Goed, dus je wilt met een stel enthousiaste mensen toneeloefeningen gaan doen. Dat kan een uitdaging zijn. Veel mensen zijn niet gewend om typetjes te spelen of zich in een serieus karakter te verplaatsen. En ook de emoties en bewegingen die bij een leuk toneelstukje komen kijken worden vaak als gênant of aanstellerig ervaren.

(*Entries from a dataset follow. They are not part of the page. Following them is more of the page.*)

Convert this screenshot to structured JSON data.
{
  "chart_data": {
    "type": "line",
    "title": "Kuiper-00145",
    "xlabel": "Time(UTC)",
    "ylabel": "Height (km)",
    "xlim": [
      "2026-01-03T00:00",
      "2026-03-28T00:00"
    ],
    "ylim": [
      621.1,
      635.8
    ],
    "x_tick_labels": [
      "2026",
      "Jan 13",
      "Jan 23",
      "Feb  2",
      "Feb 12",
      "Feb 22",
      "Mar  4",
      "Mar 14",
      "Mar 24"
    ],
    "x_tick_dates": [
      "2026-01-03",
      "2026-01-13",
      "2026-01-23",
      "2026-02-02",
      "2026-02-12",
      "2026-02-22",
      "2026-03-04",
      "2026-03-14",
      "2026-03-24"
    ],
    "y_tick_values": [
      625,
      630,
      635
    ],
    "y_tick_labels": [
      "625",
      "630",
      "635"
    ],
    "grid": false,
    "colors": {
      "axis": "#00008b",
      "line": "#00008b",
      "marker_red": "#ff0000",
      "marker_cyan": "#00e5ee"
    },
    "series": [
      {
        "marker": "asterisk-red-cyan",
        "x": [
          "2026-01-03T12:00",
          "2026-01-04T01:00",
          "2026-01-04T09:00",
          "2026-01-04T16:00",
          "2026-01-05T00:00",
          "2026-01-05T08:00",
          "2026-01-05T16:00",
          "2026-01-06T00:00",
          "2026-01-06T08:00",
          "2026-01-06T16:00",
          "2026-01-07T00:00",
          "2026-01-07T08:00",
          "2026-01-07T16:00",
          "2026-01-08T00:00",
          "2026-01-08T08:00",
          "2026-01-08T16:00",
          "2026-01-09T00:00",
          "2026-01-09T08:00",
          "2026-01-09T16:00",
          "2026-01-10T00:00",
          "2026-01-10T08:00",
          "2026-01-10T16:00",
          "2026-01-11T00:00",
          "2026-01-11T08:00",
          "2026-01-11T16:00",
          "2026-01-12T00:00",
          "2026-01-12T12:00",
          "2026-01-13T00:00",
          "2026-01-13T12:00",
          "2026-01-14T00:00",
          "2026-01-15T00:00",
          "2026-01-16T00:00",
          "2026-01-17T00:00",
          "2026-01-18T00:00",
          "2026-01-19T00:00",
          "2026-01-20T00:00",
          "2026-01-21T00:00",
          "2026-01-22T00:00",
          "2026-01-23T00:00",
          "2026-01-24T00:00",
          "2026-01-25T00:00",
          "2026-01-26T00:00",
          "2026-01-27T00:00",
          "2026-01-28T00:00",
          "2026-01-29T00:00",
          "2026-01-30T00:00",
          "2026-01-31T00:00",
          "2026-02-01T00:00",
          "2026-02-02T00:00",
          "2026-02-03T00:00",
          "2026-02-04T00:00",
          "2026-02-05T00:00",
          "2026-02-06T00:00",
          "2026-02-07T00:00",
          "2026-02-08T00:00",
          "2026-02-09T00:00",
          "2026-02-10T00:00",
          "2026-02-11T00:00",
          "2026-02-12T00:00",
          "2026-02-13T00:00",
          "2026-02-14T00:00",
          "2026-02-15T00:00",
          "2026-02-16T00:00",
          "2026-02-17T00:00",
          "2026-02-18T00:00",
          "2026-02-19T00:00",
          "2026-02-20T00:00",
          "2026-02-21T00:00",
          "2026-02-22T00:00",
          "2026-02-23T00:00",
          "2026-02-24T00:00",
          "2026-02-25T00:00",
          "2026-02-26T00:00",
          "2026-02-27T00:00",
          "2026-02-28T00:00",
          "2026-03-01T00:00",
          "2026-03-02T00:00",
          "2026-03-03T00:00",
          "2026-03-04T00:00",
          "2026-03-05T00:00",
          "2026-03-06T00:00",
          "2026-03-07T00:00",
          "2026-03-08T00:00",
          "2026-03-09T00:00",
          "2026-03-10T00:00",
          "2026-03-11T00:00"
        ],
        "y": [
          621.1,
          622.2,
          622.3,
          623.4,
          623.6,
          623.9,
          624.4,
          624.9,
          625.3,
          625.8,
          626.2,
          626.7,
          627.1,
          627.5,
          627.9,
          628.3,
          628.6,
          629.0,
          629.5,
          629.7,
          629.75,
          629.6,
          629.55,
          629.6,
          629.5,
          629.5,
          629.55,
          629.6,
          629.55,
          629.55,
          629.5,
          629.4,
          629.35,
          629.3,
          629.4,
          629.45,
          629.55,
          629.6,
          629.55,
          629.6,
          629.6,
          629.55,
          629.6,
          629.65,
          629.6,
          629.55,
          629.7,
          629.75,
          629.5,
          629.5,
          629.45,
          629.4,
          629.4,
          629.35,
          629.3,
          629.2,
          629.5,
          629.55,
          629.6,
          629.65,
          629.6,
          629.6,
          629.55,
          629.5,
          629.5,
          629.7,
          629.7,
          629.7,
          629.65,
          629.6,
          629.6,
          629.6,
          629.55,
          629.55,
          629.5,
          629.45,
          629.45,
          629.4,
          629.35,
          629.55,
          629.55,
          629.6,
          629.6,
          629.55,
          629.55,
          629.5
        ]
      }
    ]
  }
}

Hoe krijg je jouw spelers zo ver dat ze zich durven te laten gaan en zich veilig voelen op het podium? Daarvoor zijn er gelukkig veel verschillende opwarmoefeningen bedacht door ervaren toneeldocenten. Zulke spellen zorgen voor vertrouwen en groepsbinding, vergroten het theatrale bereik van de deelnemers en zijn een uitstekende voorbereiding voor moeilijk toneelspel of theatersport. Deze oefeningen zijn geschikt voor volwassenen en kinderen.
Geluiden gooien
De spelers staan een kring. De begeleider begint. Hij of zij maakt een geluid, en ‘werpt’ dat met een gooibeweging naar een andere speler in de kring. Die doet of hij het geluid opvangt, en werpt dan een ander geluid naar een derde speler. Je zult merken dat de geluiden steeds gekker worden, waardoor er gelachen wordt en de sfeer snel ontspannener en positiever wordt.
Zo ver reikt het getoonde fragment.